High court decision: has to be seen to be believed

The recent High Court decision of Chee v Stareast (CIV 2010-404-7804 2 June2011) has important ramifications for claimants and respondents in the leaky home circus. It should also be reverberating amongst experts whose methods of investigation have not changed in over a decade despite significant advancements in this field over that time. Those of us in and around the legal profession understand that evidence is the cornerstone of any legal proceeding and opinion is secondary to evidence, always.


Last week in the High Court, Justice Faire reversed an award against a respondent and made some telling comments which must register with home owners, respondents, the Department of Building and Housing (DBH), experts and lawyers.
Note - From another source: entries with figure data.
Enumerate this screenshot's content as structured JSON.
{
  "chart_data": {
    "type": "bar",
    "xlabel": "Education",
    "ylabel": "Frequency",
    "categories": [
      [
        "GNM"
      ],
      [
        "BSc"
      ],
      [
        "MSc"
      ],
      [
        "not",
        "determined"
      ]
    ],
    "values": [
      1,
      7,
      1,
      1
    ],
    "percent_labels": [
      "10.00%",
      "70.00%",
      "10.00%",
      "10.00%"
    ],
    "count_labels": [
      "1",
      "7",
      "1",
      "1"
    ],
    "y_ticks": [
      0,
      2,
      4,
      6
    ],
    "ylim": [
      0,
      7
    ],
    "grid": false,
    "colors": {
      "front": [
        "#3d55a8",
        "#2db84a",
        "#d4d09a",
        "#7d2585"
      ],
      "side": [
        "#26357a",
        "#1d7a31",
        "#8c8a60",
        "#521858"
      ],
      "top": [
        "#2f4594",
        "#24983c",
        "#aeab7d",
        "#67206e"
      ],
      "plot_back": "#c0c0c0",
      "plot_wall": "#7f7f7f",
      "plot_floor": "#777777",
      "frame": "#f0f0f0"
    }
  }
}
This case began in the Weathertight Tribunal and was heard under appeal in the High Court. Mr Browne was the government appointed assessor charged with providing a robust and accurate report on the condition of a home. As many of you know we advise our clients to carry out an analysis of the Assessor’s report. Despite it being from the government, it is, more often than not, flawed in some way and their investigation is often not as broad as clients would expect.

His Honour made the following comments:
“The adjudicator relies on the evidence of Mr Browne for her conclusion that the lack of clearance between tiles and cladding is a cause of leaking and damage. Mr Browne was contracted by the Chief Executive of the Department of Building and Housing to provide a report.
Mr Browne describes the investigation process that he followed in completing his report. He describes the invasive testing that he undertook, which involved drilling holes through the cladding and inserting proprietary probes into the concealed structure to record moisture content readings.Locations were selected by him from areas that he regarded as high risk and then non-invasive surface readings were obtained. Once the testing was carried out the holes were then filled with sealant.
In his report, it is noticeable that Mr Browne refers to the potential to enable damage in relation to the cladding taken down to the deck level only.The moisture readings to which I have made reference do not indicate that actual damage has occurred because of the fact that the cladding was taken down to the deck level.” (Emphasis added)


His honour then referred back to evidence given in the Tribunal;
“ADJUDICATOR: So is there evidence in this property that that’s happening?
MR BROWNE: It’s really a generalisation of what I’ve found previously rather than specifically on that.
ADJUDICATOR: So you can’t point to anything specific on this but you believe that’s what happening.

Justice Faire then summarised Mr Smith’s evidence on this point (expert appointed by the home owners) “Questioned further, Mr Smith acknowledged that he was making an assumption and had no factual foundation to suggest that there was any damage caused at the tile to cladding junction.”
His Honour therefore concluded that there was “no proper foundation for the proposition that the tile to cladding clearance was a cause of water penetration and damage.”
In conclusion, at least two experts (the first appointed by the Government and the second by the home owner) proceeded on this point against one of the Respondents on a combination of assumption, potential and generalisation.The produced no proof for their claims of damage. Once challenged, they crumbled on this point.
This decision supports the on-going efforts of the Moisture Detection Company and Origins Group Limited, working under the auspices of the Step Up Group, to ensure parties obtain thorough and robust analysis of homes intending entry into the Tribunal or High Court process. These companies have been urging the Department of Building and Housing (which appoints Assessors), building experts, lawyers and homeowners’ to install permanent probes and allow the collection of the four types of evidence thereby available. The Government reports are simply not robust, accurate or thorough enough to withstand challenge by any one of the various respondents to a claim.
The Tribunal is subservient to the High Court and accordingly this decision stands as a precedent for those entering the Tribunal. Our clients are protected to a greater extent than most homeowners (and the one above) because we urge our clients to carry out more extensive and scientific testing of homes and not to assume the Government Assessor has been thorough or correct.  We use unique technology, methods and computer programmes to enable a comparison of data collected to ascertain areas where damage is claimed but not yet proven. We then undertake further sampling at an independent laboratory to ensure that as much of the damage is proven as possible without removing every piece of cladding. We also limit damage to buildings.
Sadly, those building experts (and lawyers) who have chosen to ignore this technology, and who will continue to do so, will have only one option; to do even more destructive testing on the exterior of properties. The danger for their clients, is that should they remove swathes of cladding, and find no damage, they will have irreparably damaged the house. Who then, pays to repair this damage done in bad faith? Surely not the respondents or claimants?
There was a quantum leap in 2004 in the method of investigation of building condition. Claimants who rely on those who refuse to embrace this leap will be holding a candle to see the truth while those against them will be using a spotlight.